The Greening of GWP Fleet Services

July 2008, Government Fleet - Feature

by Robert LaRoche

In the spring of 2001, Glendale Water & Power (GWP) fleet services took an aggressive approach to addressing environmental issues. It was time for a change in the green direction for the Southern California agency. Today, 51 percent of all GWP units use an alternative fuel or emissions reduction technology.

In March 2001, the fleet introduced B-20 biodiesel, a blend of 20-percent biodiesel and 80-percent diesel, into its diesel-powered vehicles. B-20 can be used in any diesel engine without modifying the engine or fueling infrastructure.

GWP Incorporates Early Use of ULSD

After using B-20 successfully for one year throughout its entire diesel vehicle and equipment fleet, GWP replaced regular diesel fuel in its vehicles with ultra low sulfur diesel (ULSD) four years ahead of its EPA-mandated use. ULSD has less than 15 parts per million (ppm) of sulfur, compared to the federal 500-ppm sulfur limit for low sulfur diesel. ULSD also can be used in all diesel-powered engines without modification to an engine or fuel system.

The primary benefit of using ULSD is emissions reductions. ULSD can provide up to 13-percent reductions in particulate matter (PM) or soot and hydrocarbons (HC), a 6-percent reduction in carbon monoxide (CO²) and a 3-percent reduction in nitrogen oxide (NOx). When ULSD is used with particulate filters, the reductions increase to 20-85 percent of PM, 90-percent of HC, 90 percent of CO², and 15-20 percent in NOx. GWP currently runs 16 vehicles with particulate filters. By 2010, all GWP diesel-powered vehicles will have particulate filters.
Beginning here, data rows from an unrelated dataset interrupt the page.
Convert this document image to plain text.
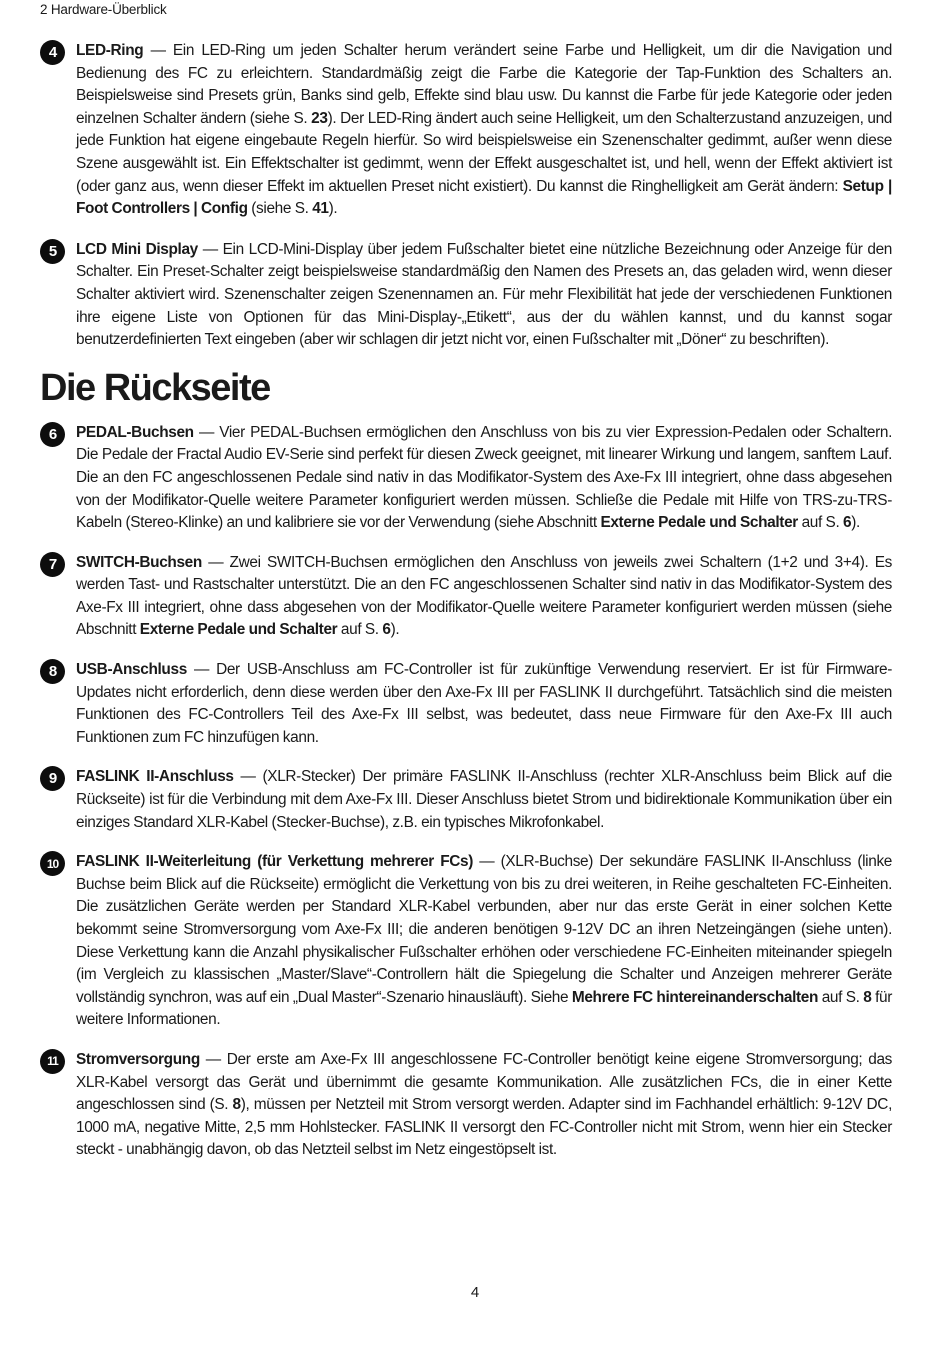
2 Hardware-Überblick
4	LED-Ring — Ein LED-Ring um jeden Schalter herum verändert seine Farbe und Helligkeit, um dir die Navigation und Bedienung des FC zu erleichtern. Standardmäßig zeigt die Farbe die Kategorie der Tap-Funktion des Schalters an. Beispielsweise sind Presets grün, Banks sind gelb, Effekte sind blau usw. Du kannst die Farbe für jede Kategorie oder jeden einzelnen Schalter ändern (siehe S. 23). Der LED-Ring ändert auch seine Helligkeit, um den Schalterzustand anzuzeigen, und jede Funktion hat eigene eingebaute Regeln hierfür. So wird beispielsweise ein Szenenschalter gedimmt, außer wenn diese Szene ausgewählt ist. Ein Effektschalter ist gedimmt, wenn der Effekt ausgeschaltet ist, und hell, wenn der Effekt aktiviert ist (oder ganz aus, wenn dieser Effekt im aktuellen Preset nicht existiert). Du kannst die Ringhelligkeit am Gerät ändern: Setup | Foot Controllers | Config (siehe S. 41).
5	LCD Mini Display — Ein LCD-Mini-Display über jedem Fußschalter bietet eine nützliche Bezeichnung oder Anzeige für den Schalter. Ein Preset-Schalter zeigt beispielsweise standardmäßig den Namen des Presets an, das geladen wird, wenn dieser Schalter aktiviert wird. Szenenschalter zeigen Szenennamen an. Für mehr Flexibilität hat jede der verschiedenen Funktionen ihre eigene Liste von Optionen für das Mini-Display-„Etikett“, aus der du wählen kannst, und du kannst sogar benutzerdefinierten Text eingeben (aber wir schlagen dir jetzt nicht vor, einen Fußschalter mit „Döner“ zu beschriften).
Die Rückseite
6	PEDAL-Buchsen — Vier PEDAL-Buchsen ermöglichen den Anschluss von bis zu vier Expression-Pedalen oder Schaltern. Die Pedale der Fractal Audio EV-Serie sind perfekt für diesen Zweck geeignet, mit linearer Wirkung und langem, sanftem Lauf. Die an den FC angeschlossenen Pedale sind nativ in das Modifikator-System des Axe-Fx III integriert, ohne dass abgesehen von der Modifikator-Quelle weitere Parameter konfiguriert werden müssen. Schließe die Pedale mit Hilfe von TRS-zu-TRS-Kabeln (Stereo-Klinke) an und kalibriere sie vor der Verwendung (siehe Abschnitt Externe Pedale und Schalter auf S. 6).
7	SWITCH-Buchsen — Zwei SWITCH-Buchsen ermöglichen den Anschluss von jeweils zwei Schaltern (1+2 und 3+4). Es werden Tast- und Rastschalter unterstützt. Die an den FC angeschlossenen Schalter sind nativ in das Modifikator-System des Axe-Fx III integriert, ohne dass abgesehen von der Modifikator-Quelle weitere Parameter konfiguriert werden müssen (siehe Abschnitt Externe Pedale und Schalter auf S. 6).
8	USB-Anschluss — Der USB-Anschluss am FC-Controller ist für zukünftige Verwendung reserviert. Er ist für Firmware-Updates nicht erforderlich, denn diese werden über den Axe-Fx III per FASLINK II durchgeführt. Tatsächlich sind die meisten Funktionen des FC-Controllers Teil des Axe-Fx III selbst, was bedeutet, dass neue Firmware für den Axe-Fx III auch Funktionen zum FC hinzufügen kann.
9	FASLINK II-Anschluss — (XLR-Stecker) Der primäre FASLINK II-Anschluss (rechter XLR-Anschluss beim Blick auf die Rückseite) ist für die Verbindung mit dem Axe-Fx III. Dieser Anschluss bietet Strom und bidirektionale Kommunikation über ein einziges Standard XLR-Kabel (Stecker-Buchse), z.B. ein typisches Mikrofonkabel.
10	FASLINK II-Weiterleitung (für Verkettung mehrerer FCs) — (XLR-Buchse) Der sekundäre FASLINK II-Anschluss (linke Buchse beim Blick auf die Rückseite) ermöglicht die Verkettung von bis zu drei weiteren, in Reihe geschalteten FC-Einheiten. Die zusätzlichen Geräte werden per Standard XLR-Kabel verbunden, aber nur das erste Gerät in einer solchen Kette bekommt seine Stromversorgung vom Axe-Fx III; die anderen benötigen 9-12V DC an ihren Netzeingängen (siehe unten). Diese Verkettung kann die Anzahl physikalischer Fußschalter erhöhen oder verschiedene FC-Einheiten miteinander spiegeln (im Vergleich zu klassischen „Master/Slave“-Controllern hält die Spiegelung die Schalter und Anzeigen mehrerer Geräte vollständig synchron, was auf ein „Dual Master“-Szenario hinausläuft). Siehe Mehrere FC hintereinanderschalten auf S. 8 für weitere Informationen.
11	Stromversorgung — Der erste am Axe-Fx III angeschlossene FC-Controller benötigt keine eigene Stromversorgung; das XLR-Kabel versorgt das Gerät und übernimmt die gesamte Kommunikation. Alle zusätzlichen FCs, die in einer Kette angeschlossen sind (S. 8), müssen per Netzteil mit Strom versorgt werden. Adapter sind im Fachhandel erhältlich: 9-12V DC, 1000 mA, negative Mitte, 2,5 mm Hohlstecker. FASLINK II versorgt den FC-Controller nicht mit Strom, wenn hier ein Stecker steckt - unabhängig davon, ob das Netzteil selbst im Netz eingestöpselt ist.
4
Since ULSD is produced with less lubricity and a benefit of B-20 is enhanced lubricity, a blending of these fuels makes a perfect marriage. Before use of B-20 in 2000, the average diesel smoke density test per vehicle was 15.6 percent. In 2001, with the use of B-20, the average smoke density per vehicle dropped to 4.9 percent. In 2007, with the use of ULSD and B-20, the average smoke density per vehicle was 2 percent, 5 percent of the allowed limit.